AUSTIN, Texas – June 16, 2015 – NSS Labs, Inc., the world’s leading information security research and advisory company, announced today its findings on the continuous forensic analytics market that grew at a rate of 11.3 percent to US$305 Million in 2014, and is expected to grow at an overall rate of 13.5 percent through 2019, reaching a total addressable market of US $575 Million.

This emerging market comes at a time when enterprises are required to develop internal, real-time forensics capabilities as pressures mount from Wall Street, regulatory bodies and consumers to not only identify when a breach occurs, but the overall impact of a breach. Enterprises are being asked to provide detailed information including the length of time threat actors were inside their organizations before being discovered, their methods of entry, the nature of the data that was lost, and most importantly, their recommendations on how to prevent future breaches.

The tools required to perform network forensics have evolved from diverse technologies, including network and application performance monitoring, network behavior anomaly detection, traditional forensics tools, data loss prevention (DLP), and security information and event management (SIEM) products. These tools form the market that NSS Labs defines as continuous forensic analytics. NSS expects this market to continue to grow rapidly and mature as the need emerges for dedicated network forensics tools that significantly aid in the incident response process.

The top market drivers for continuous forensic analytics are:

  • Increasingly more complex threat landscape
  • Full-scope threat monitoring and improved detection (real-time and retrospective)
  • Frustration with current products, particularly SIEM
  • Helps answer the question “Have we been breached?”
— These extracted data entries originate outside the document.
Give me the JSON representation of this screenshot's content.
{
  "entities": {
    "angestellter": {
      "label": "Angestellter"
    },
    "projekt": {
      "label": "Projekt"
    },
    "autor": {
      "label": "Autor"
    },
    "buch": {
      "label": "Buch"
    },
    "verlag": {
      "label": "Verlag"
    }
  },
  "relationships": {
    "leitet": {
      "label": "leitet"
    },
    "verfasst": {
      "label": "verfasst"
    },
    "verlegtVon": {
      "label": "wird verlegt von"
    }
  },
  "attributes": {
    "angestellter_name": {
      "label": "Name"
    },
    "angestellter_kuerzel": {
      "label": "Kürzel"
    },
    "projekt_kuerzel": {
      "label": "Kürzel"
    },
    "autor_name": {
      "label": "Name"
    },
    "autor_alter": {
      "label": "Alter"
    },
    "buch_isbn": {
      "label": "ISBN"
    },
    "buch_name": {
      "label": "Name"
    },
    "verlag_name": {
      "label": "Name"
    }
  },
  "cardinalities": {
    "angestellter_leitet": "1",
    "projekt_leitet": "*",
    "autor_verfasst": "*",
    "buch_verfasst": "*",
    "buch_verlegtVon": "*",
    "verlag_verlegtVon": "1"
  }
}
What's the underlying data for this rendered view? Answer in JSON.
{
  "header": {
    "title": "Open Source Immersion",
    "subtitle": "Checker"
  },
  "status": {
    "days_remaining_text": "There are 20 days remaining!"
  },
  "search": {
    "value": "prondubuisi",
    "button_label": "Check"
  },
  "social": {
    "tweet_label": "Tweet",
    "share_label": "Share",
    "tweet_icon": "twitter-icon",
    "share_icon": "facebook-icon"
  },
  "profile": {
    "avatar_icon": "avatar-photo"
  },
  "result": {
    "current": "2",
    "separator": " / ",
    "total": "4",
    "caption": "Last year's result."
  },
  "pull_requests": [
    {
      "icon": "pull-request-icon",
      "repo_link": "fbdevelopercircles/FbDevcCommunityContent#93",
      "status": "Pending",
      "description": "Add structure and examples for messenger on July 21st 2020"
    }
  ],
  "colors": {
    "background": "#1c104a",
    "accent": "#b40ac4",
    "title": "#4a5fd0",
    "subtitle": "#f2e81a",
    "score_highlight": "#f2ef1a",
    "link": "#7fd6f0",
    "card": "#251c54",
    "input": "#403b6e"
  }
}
“The healthy growth of the continuous forensic analytics market is closely linked to the growth of Security Operation Center within a large enterprise,” said Mike Spanbauer, Vice President of Research at NSS Labs. “Security incidents are difficult to assess rapidly, requiring considerable time and talent. CFA is the application that puts real network insights into the hands of the security analyst and enables rapid incident response measures to be implemented,” adds Spanbauer.

In 2014, 63 percent of the total revenue of the CFA market was shared between five companies: RSA (Security Division of EMC), Niksun, Blue Coat Systems, Fidelis Cybersecurity and IBM.